ドイツ生まれのフットウエアブランド、ビルケンシュトック(BIRKENSTOCK)は、足元を軽やかに演出するシューズで幅広い世代に愛されます。そのルーツは1774年まで辿ることができ、2世紀半もの時を超えて靴作りに情熱を注いできました。

 創業当初からの想い“人間の足と向き合い、裸足のような感覚で履けるシューズを作ること”は、ブランドが掲げる「Walk Naturally」のメッセージを通して、今にも受け継がれています。2024年には、フットやボディにはたらきかけるケアラインを立ち上げ、身体へのアプローチも強化。

 そんなブランドの世界を体験できるイベントが、豊かな自然の中で独自の文化が育まれた韓国・済州島で開催されました。

 タイムレスで控えめなデザインでありながら、アイコニックで、ものづくりへの確固たるプライドを感じさせる――そんなブランドのあり方に興味を持っていた筆者が、2泊3日の旅の中で、ビルケンシュトックのものづくりの源泉に触れました。


医療現場からカウンターカルチャー、ファッションシーンへ

 ビルケンシュトックの靴づくりの歴史は、1770年代の靴職人、ヨハネス・ビルケンシュトックまで遡り、250年以上にわたり人の足と向き合ってきた一族の探究心とともにありました。20世紀に入ると足の構造や左右差に注目し、1913年にコルクなどを混合した柔軟なインソール構造を考案。のちにフットベッドと名付けられました。

 その後も一族は足の健康と“自然な歩行”という理念を追求し続け、1963年、ついにこれまでの研究と膨大な測定データに基づいて完成した、あらゆる人の足に合うように標準化された「フットベッド」を搭載した初のサンダルが登場します。

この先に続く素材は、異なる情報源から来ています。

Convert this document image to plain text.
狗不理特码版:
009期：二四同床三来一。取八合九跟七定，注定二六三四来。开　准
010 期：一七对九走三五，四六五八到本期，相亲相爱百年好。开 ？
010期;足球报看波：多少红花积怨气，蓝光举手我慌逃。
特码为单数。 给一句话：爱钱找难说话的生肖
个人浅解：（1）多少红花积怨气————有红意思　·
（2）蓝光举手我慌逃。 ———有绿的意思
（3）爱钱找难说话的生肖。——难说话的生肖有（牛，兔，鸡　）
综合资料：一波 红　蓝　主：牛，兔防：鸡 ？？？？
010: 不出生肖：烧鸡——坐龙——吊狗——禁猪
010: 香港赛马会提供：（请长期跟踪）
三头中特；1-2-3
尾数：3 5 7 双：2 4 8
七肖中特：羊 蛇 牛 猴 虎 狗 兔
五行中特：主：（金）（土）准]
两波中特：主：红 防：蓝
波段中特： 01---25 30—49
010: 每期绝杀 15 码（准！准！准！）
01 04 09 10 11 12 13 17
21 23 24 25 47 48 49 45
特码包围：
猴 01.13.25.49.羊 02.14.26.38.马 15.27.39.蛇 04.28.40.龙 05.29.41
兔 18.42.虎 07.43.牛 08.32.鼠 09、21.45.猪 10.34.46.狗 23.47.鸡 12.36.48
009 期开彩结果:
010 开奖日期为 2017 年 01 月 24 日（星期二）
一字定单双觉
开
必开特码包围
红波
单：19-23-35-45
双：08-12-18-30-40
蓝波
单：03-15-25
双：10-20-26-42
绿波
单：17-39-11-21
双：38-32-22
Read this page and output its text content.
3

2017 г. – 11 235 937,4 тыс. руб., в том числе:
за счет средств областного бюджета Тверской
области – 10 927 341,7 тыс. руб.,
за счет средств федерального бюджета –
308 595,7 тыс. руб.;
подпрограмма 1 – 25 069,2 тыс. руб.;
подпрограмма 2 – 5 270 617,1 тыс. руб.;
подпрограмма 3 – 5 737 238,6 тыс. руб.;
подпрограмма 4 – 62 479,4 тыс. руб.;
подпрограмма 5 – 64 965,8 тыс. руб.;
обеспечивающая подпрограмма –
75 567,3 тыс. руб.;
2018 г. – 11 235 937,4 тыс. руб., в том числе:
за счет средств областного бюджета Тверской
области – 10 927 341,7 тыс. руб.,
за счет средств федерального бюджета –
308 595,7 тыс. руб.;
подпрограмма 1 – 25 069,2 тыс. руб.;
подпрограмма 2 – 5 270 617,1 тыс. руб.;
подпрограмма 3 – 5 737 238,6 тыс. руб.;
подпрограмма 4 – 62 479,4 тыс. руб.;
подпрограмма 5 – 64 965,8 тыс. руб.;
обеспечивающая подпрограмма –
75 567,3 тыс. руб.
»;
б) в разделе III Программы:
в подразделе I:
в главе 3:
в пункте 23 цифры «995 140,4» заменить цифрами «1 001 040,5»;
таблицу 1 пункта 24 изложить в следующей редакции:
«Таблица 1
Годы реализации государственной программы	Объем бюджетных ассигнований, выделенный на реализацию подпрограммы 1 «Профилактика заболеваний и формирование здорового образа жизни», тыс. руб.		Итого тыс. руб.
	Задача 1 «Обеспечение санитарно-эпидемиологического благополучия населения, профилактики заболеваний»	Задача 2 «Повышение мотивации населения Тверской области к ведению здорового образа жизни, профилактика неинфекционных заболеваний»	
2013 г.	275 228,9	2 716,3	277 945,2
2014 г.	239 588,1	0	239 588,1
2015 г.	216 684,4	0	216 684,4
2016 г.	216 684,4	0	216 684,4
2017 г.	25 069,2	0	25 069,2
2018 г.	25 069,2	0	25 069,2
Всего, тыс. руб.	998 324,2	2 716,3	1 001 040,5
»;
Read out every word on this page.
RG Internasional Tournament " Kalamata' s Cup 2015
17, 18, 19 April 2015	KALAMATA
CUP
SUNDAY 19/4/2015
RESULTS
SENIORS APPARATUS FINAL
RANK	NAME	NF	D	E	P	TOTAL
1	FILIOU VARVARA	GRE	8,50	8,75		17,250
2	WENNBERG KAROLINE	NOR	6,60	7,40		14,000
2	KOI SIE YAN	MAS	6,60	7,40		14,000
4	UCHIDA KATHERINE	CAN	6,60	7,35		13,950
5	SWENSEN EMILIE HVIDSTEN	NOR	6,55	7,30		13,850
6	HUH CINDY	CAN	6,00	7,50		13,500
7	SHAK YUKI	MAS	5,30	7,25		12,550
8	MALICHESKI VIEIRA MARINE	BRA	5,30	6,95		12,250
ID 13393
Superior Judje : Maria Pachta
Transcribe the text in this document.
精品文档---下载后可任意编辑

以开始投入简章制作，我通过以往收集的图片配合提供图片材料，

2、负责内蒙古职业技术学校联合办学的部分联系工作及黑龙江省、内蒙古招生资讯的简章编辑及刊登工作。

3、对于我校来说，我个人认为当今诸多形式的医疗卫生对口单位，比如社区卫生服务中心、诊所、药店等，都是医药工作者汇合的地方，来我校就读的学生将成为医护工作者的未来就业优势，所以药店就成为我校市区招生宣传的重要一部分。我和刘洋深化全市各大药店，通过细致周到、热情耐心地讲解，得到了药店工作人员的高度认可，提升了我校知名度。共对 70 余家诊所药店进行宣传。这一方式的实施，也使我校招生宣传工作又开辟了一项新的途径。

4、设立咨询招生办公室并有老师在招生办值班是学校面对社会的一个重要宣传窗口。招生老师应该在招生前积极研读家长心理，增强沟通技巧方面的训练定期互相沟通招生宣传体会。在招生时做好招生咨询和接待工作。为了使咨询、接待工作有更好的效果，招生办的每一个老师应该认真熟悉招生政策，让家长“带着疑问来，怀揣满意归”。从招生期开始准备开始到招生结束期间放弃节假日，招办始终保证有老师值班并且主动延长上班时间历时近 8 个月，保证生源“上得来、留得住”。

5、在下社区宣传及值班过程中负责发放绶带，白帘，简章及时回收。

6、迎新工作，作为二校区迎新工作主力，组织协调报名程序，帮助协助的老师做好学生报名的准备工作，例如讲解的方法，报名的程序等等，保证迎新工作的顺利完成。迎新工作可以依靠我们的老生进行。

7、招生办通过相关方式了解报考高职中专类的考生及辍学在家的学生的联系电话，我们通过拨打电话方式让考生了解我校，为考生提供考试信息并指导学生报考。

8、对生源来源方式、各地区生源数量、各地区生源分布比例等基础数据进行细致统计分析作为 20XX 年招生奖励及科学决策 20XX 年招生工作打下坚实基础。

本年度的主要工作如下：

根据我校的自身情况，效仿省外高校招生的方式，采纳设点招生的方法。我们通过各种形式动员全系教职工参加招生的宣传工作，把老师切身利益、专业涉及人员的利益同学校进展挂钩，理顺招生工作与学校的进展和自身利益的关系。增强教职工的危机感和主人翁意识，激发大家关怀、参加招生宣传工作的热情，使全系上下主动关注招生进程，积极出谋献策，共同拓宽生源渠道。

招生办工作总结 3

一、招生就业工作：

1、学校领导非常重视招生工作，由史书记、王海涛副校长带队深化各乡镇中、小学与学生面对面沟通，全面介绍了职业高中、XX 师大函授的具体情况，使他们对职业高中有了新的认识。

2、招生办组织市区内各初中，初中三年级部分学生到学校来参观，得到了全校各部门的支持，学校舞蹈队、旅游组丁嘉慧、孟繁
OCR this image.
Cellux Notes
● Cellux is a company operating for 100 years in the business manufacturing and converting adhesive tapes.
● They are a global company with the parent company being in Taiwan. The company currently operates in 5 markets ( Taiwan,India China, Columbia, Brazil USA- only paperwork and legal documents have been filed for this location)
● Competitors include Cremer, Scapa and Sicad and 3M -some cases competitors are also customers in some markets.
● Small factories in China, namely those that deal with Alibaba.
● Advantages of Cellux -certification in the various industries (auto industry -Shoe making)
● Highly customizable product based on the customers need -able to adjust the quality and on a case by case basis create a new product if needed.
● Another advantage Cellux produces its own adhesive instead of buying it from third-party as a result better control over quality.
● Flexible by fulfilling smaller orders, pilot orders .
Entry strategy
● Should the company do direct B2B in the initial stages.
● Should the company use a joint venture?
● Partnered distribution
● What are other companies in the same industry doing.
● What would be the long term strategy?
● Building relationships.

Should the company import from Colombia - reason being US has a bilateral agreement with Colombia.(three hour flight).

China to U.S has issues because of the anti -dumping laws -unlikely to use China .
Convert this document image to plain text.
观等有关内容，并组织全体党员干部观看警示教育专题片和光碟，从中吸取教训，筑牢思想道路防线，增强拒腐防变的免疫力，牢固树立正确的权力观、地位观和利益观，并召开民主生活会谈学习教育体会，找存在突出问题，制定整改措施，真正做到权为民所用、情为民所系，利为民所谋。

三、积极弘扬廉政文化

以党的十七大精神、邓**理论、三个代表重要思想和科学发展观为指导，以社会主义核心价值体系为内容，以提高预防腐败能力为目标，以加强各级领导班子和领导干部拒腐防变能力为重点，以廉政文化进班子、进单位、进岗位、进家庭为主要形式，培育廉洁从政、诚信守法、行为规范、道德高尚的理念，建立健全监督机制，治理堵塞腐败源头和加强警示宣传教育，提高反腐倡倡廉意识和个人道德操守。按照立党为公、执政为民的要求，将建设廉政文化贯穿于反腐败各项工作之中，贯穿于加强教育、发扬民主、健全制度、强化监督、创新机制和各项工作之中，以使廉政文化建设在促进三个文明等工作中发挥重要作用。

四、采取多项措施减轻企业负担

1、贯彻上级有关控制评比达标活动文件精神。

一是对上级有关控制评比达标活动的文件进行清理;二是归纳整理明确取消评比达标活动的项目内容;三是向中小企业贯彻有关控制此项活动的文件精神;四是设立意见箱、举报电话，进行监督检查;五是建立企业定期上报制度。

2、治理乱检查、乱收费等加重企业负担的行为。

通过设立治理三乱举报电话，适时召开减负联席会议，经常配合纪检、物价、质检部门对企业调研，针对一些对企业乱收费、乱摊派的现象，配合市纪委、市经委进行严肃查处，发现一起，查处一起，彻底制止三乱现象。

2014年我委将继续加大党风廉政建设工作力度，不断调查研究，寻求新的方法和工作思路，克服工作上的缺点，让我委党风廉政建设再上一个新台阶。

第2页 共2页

 この初のサンダル“マドリッド(MADRID)”に続いて、その後“チューリッヒ(ZURICH)”などが登場し、医療の現場を中心に支持されます。1970年代に誕生した“アリゾナ(ARIZONA)”は、スーパーマーケットでも販売され、ヒッピーの若者たちの心を射止めました。1980年代以降はファッションシーンでも注目されるようになり、ブランドは文化と共鳴しながら発展。いつの時代にも常に「足と向き合う」美学があり、その姿勢が現在のケア領域への展開にもつながっています。